January 2024 Release - Operations

Maintained

release-2024-01

January 2024 Release

https://github.com/livingdocsIO/livingdocs-editor/tree/release-2024-01

To get an overview about new functionality, read the Release Notes. To learn about the necessary actions to update Livingdocs to release-2024-01, read on.

Attention: If you skipped one or more releases, please also check the release-notes of the skipped ones.

Webinar

Feature Webinar Recording | Passcode: j@PkK@96
Feature Webinar Documentation
Dev Webinar Recording | Passcode: $2BSSyTt
Dev Webinar Slides
Release Newsletter Subscription

System Requirements

Suggested

Name	Version
Node	20
NPM	9
Postgres	15
Elasticsearch OpenSearch	8.x v2.3.0
Redis	7
Livingdocs Server Docker Image	livingdocs/server-base:20
Livingdocs Editor Docker Image	livingdocs/editor-base:20
Browser Support	Edge >= 92, Firefox >= 90, Chrome >= 92, Safari >= 15.4, iOS Safari >= 15.4, Opera >= 78

Minimal

Name	Version
Node	18
NPM	9
Postgres	(Deprecated Postgres v12) 12
Elasticsearch OpenSearch	7.x 1
Redis	6.2
Livingdocs Server Docker Image	livingdocs/server-base:18.4
Livingdocs Editor Docker Image	livingdocs/editor-base:18.6
Browser Support	Edge >= 92, Firefox >= 90, Chrome >= 92, Safari >= 15.4, iOS Safari >= 15.4, Opera >= 78

Breaking Changes 🔥

server Release

Migrate the Postgres Database 🔥

No upstream migrations were added this release.

server Requirements

Drop support for Node v18.17 🔥

Drop support for Node versions below 18.17 due to a dependency.
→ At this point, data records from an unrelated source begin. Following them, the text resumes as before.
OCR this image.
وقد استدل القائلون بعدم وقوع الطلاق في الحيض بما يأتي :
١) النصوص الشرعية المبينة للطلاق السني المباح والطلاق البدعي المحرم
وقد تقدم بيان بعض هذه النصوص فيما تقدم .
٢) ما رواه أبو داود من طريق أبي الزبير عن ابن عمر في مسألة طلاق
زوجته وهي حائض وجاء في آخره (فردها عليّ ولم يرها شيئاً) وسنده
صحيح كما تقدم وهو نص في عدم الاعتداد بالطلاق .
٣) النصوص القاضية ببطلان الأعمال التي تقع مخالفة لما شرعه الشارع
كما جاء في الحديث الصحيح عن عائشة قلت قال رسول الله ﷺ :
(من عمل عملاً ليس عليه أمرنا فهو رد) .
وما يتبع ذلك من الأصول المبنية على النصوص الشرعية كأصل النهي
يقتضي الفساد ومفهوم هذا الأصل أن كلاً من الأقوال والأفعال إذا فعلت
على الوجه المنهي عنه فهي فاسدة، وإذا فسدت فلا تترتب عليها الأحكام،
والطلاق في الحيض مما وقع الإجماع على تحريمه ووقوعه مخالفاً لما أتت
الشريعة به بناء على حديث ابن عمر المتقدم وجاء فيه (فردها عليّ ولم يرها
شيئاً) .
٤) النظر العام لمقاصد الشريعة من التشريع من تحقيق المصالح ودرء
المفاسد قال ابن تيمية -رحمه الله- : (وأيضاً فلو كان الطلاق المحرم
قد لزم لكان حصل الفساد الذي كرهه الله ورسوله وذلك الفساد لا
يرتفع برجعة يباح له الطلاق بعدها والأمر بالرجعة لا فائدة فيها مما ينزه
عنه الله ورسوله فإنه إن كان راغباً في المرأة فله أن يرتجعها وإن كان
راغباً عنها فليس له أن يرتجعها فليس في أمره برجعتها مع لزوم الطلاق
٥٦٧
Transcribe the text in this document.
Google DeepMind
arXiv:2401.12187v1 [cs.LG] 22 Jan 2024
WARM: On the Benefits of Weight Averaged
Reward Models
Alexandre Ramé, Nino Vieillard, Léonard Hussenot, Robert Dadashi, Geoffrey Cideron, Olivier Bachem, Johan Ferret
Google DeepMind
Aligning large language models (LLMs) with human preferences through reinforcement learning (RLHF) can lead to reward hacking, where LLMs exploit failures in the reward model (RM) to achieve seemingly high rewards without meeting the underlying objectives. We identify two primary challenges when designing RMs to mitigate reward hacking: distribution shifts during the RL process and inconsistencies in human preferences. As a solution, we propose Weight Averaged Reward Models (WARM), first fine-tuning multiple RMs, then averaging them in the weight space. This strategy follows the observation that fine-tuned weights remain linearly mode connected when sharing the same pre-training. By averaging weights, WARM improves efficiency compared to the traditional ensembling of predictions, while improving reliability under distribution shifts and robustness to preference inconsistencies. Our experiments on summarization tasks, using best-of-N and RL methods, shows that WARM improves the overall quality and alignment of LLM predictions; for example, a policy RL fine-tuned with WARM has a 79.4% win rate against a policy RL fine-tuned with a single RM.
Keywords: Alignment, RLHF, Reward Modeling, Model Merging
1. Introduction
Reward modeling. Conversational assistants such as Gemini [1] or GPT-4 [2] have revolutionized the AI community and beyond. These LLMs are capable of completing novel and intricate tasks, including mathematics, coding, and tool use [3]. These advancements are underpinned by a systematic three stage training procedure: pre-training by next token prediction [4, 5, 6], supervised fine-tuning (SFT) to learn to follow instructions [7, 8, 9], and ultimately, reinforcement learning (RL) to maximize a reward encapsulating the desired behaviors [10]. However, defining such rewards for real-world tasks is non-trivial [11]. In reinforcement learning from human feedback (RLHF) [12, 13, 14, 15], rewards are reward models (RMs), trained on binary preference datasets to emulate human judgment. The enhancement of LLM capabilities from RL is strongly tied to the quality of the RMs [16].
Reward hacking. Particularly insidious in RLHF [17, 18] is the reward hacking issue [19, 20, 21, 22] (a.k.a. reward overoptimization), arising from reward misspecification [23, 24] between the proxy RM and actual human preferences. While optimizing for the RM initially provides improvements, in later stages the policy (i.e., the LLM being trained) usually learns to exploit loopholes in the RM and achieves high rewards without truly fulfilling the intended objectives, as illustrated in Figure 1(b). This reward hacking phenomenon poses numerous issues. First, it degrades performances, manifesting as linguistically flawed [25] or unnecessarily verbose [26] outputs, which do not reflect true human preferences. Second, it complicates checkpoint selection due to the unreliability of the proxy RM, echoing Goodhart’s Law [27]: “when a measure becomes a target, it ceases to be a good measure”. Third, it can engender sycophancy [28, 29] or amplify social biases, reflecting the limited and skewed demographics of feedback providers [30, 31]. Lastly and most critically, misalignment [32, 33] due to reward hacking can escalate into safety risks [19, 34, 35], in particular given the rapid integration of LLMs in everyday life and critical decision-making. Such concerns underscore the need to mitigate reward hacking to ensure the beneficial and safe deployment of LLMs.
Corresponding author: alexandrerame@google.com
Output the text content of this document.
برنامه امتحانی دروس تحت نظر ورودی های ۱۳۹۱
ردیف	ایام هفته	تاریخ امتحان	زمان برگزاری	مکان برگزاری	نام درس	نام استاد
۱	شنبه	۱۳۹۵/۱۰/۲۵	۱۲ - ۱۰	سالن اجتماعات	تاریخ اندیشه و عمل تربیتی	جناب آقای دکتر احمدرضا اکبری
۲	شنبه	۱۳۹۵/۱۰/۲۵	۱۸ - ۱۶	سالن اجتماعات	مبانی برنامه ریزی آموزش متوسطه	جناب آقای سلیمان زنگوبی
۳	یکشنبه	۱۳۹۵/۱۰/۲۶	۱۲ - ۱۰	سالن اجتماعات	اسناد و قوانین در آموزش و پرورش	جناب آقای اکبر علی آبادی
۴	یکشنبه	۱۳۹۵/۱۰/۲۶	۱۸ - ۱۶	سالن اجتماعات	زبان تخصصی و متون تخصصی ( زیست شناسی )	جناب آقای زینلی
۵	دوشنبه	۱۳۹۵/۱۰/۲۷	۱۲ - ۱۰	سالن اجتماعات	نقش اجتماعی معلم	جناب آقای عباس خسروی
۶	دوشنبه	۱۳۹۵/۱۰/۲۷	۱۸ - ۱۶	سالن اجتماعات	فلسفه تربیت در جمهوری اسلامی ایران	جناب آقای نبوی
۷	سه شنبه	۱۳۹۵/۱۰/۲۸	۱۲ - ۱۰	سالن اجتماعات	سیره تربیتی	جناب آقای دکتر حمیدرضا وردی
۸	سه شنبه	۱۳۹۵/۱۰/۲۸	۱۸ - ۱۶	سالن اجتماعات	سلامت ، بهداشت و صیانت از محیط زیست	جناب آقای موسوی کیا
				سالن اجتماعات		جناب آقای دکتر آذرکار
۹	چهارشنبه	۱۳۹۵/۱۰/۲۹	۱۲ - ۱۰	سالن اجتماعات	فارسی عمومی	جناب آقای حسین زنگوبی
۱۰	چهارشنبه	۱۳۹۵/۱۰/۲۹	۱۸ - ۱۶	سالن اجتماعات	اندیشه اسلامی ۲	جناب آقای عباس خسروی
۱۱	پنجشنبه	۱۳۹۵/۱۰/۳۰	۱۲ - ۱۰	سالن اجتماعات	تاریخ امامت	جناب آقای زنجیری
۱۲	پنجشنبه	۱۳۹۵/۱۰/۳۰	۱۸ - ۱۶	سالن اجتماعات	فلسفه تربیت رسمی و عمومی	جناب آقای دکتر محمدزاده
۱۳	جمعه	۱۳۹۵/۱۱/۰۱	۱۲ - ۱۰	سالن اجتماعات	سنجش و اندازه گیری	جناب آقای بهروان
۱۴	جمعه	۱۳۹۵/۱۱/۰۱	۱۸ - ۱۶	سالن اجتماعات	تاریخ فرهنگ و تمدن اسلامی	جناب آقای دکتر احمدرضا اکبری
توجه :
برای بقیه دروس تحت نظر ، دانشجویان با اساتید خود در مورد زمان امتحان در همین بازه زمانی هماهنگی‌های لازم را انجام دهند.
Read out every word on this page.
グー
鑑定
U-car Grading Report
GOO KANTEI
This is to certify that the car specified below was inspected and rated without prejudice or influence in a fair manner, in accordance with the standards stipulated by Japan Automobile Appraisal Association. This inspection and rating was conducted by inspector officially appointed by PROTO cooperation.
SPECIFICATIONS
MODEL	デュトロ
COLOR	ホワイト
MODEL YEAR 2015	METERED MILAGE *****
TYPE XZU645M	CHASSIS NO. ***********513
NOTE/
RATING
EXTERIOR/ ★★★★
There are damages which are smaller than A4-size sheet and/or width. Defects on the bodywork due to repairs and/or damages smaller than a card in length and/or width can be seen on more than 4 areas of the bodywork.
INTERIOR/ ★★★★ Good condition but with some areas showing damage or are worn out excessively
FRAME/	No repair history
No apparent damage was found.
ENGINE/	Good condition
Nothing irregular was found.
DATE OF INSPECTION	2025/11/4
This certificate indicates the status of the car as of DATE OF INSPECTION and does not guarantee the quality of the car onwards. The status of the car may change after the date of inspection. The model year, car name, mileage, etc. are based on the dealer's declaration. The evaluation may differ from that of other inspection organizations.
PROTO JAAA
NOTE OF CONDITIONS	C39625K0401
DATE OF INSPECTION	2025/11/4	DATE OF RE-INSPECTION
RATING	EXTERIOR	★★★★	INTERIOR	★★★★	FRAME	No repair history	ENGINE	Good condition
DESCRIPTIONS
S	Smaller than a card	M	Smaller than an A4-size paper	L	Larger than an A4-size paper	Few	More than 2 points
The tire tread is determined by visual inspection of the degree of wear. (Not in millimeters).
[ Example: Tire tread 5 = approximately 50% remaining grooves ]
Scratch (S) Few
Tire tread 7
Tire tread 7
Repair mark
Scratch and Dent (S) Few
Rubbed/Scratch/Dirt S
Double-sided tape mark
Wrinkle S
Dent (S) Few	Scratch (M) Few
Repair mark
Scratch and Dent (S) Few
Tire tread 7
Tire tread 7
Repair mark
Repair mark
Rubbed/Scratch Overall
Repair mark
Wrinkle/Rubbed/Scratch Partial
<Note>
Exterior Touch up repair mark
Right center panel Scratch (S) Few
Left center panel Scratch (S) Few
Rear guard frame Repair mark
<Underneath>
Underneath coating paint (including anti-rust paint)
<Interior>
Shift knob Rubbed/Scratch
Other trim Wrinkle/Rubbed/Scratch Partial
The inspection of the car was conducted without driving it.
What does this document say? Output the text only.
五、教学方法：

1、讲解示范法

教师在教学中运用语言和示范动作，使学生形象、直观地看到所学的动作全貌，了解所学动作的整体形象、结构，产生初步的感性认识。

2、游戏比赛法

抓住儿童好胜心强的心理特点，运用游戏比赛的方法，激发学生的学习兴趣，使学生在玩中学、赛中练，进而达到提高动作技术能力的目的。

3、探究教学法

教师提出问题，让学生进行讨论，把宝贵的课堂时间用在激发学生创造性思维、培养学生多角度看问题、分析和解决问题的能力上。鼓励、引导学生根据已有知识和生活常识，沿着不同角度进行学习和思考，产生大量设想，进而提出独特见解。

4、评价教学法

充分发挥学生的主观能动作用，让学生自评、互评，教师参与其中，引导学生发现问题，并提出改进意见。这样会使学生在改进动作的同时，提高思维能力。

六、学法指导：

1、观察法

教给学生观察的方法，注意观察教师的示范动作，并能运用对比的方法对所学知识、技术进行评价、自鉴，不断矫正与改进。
Use livingdocs/server-base:20 and livingdocs/editor-base:20 or the latest livingdocs/server-base:18.x or livingdocs/editor-base:18.x container images: livingdocs/server-base:18.4 and livingdocs/editor-base:18.6.

Server: Remove Node <v18.17 support

server Project configuration

Custom downstream plugins paramSchema validation changes 🔥

Plugins used in other contexts than the ones stated in the docs, will now report an error during server startup.

All downstream plugins are supported by default in document metadata and media library metadata. But if a downstream plugin is used in include services, creation flows or push messages, that will now cause an error during startup.

If a downstream plugin is being used in an include service or a creation flow params schema the following configuration needs to be added to the plugin declaration:

supportedPluginContexts: [
  'documentMetadata',
  'mediaLibraryEntryMetadata',
  'includeParams',
  'creationFlowParams'
]

You should remove the serverConfig.useStrictSchemas property if you set it in the previous release.

Please contact your Livingdocs customer manager if you have any problems with the limitations imposed by the supported plugin contexts.

Server PR: Validate plugin configuration in various contexts

server Server configuration

Config option `realtimeUpdates.enabled` 🔥

The option serverConfig.documents.realtimeUpdates.enabled has been removed. Please remove the enabled property from your Server configuration and replace it with one or both of the following properties instead:

serverConfig.documents.realtimeUpdates.pollingEnabled
serverConfig.documents.realtimeUpdates.websocketsEnabled

This breaking change concerns the Teaser includes reload feature. Please read the feature documentation for more information.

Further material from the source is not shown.